Macrico, Ceceri (Pd): "Esempio di politica del fare"

Caserta – 'Con la stipula del protocollo che impegna risorse per 120 milioni di lire, tutti già disponibili, per il riassetto dell'area ex Macrico che diventerà il Parco urbano di Caserta, l'Amministrazione comunale del capoluogo ha praticamente già onorato il punto centrale del suo programma e l'impegno assunto con i cittadini del capoluogo'. Lo sostiene l'assessore all'Urbanistica della Giunta Petteruti e candidato al Senato del Partito Democratico, Giuseppe Ceceri.'È di tutta evidenza che, per la portata del progetto e le significative ricadute che esso avrà già dal 2010 sui destini del capoluogo – argomenta Ceceri – la sola stipula impegnativa con i soldi sul tavolo per annettere al patrimonio della città questa immensa area verde basta a contrassegnare con un segno positivo, e credo indelebile, il bilancio di questa Amministrazione.

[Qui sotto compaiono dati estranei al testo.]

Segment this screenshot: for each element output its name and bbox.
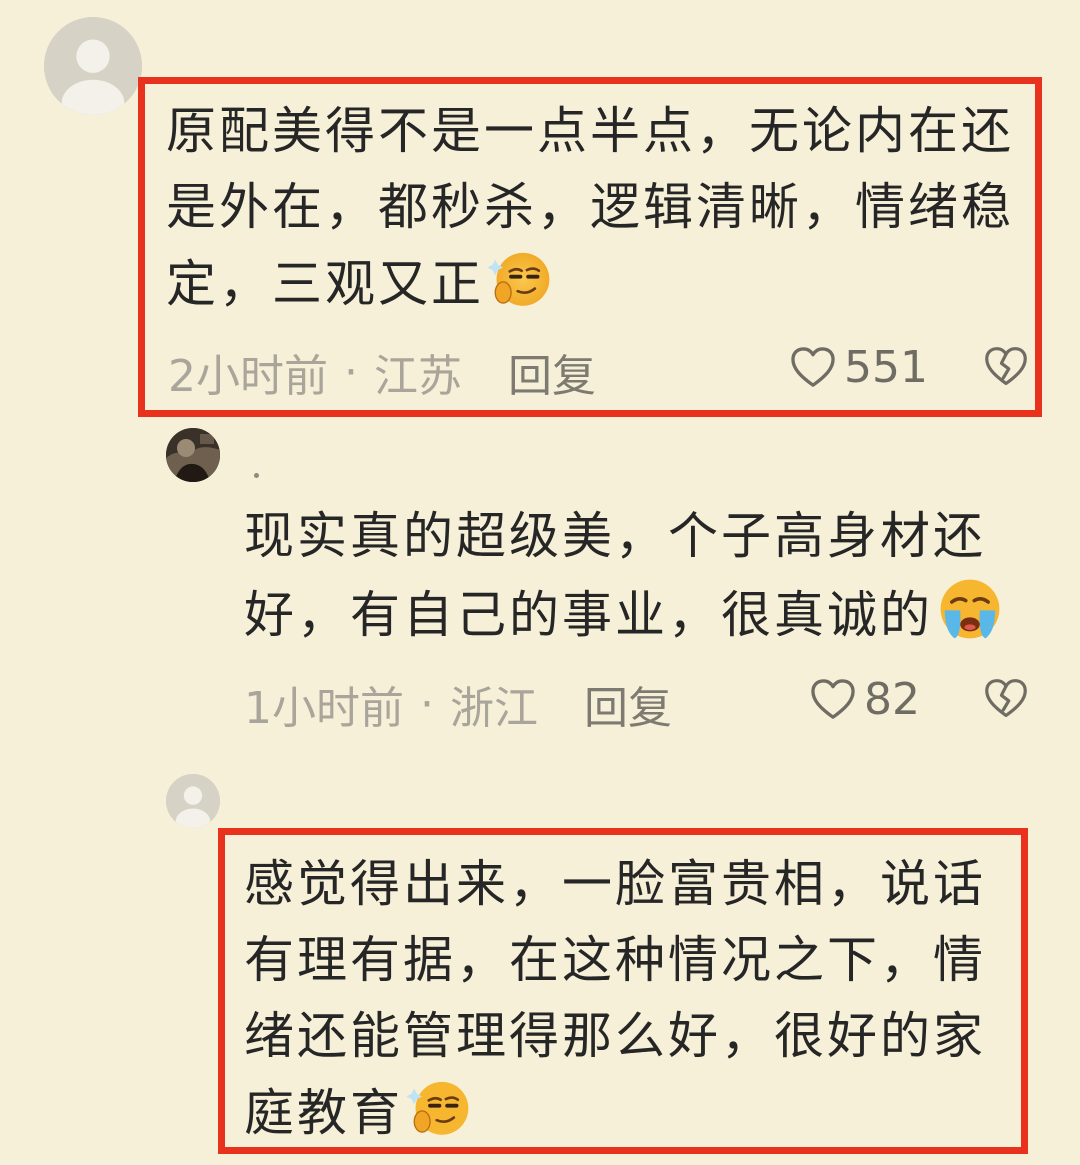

Noi ne facciamo un vanto per la sobrietà con la quale abbiamo portato avanti il progetto con il Ministero per i Beni culturali, la Regione e la Provincia, modello che ci ha consentito di presentare alla città una novità epocale e attesa da più di dieci anni, e per la piena consonanza tra il progetto di riconversione dell'area e quanto chiedono i cittadini: un'area al riparo da colate di cemento ma funzionale ad un capoluogo a forte vocazione turistica. Il successo che celebra oggi la città di Caserta – conclude il candidato al Senato del PD – è la riprova che questa classe politica e dirigente possiede un solo modo di operare: fare i fatti e parlare solo quando ce ne è bisogno'.